At the opening of the third National Congress on Armoring, organized by the Mexican ballistic industry, the expert warned that this North American country has become a «springboard for drugs» to other nations, which in his opinion adds to the «exalted culture of corruption» prevailing at different levels of the State.
«Of the more than 30 million crimes, we don't report even 7%», Lee pointed out.
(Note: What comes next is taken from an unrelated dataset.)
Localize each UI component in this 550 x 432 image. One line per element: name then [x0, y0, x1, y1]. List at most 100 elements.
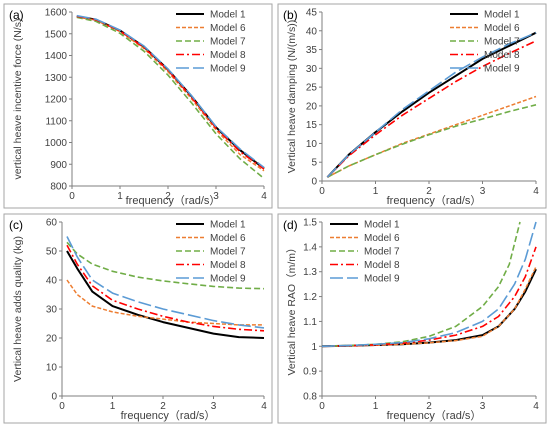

In this situation, Lee estimated that what should be done is to promote «citizen participation», with the aim of «supervising and auditing» the work of state and federal officials, as well as the so-called 'hawks' of criminal groups, young people who «in exchange for a weekly fee vigilantly watch over the territories of criminals».
«We must become observers and act with intelligence, and not with more violence, we will be able to reverse this terrible phenomenon», he concluded.
The issue of security in Mexico is a recurring debate that returned to the international stage a few days ago, following the blockades, vehicle burnings and armed attacks recorded in several states in response to the death of Nemesio Oceguera Cervantes, alias El Mencho, leader of the Jalisco New Generation Cartel (CJNG), killed in a federal operation.
According to the president of Grupo Paladín, there is an almost «total» impunity in Mexico, where criminals are «coming out of every single one of our homes».
«We have not instilled in young people any principles nor have we educated them to go out and face an adverse and now perverse world, which on the one hand is victimizing us and, on the other, is dragging us into criminal networks», he said.
The specialist assured that every day more than five kidnappings and ten murders of women and girls occur, while more than 130,000 people remain missing, whom «in our hearts, we hope will appear, but in the depths of our consciousness we know that it will very rarely be so».
Likewise, Lee highlighted that 75% of Mexicans feel that the city they live in is «unsafe» in a context where the homicide rate is 19.3 per 100,000 inhabitants, despite the World Health Organization (WHO) saying that «a rate of ten points is considered an epidemic rate».
«What do we do in a country in which we complain a lot but report little?»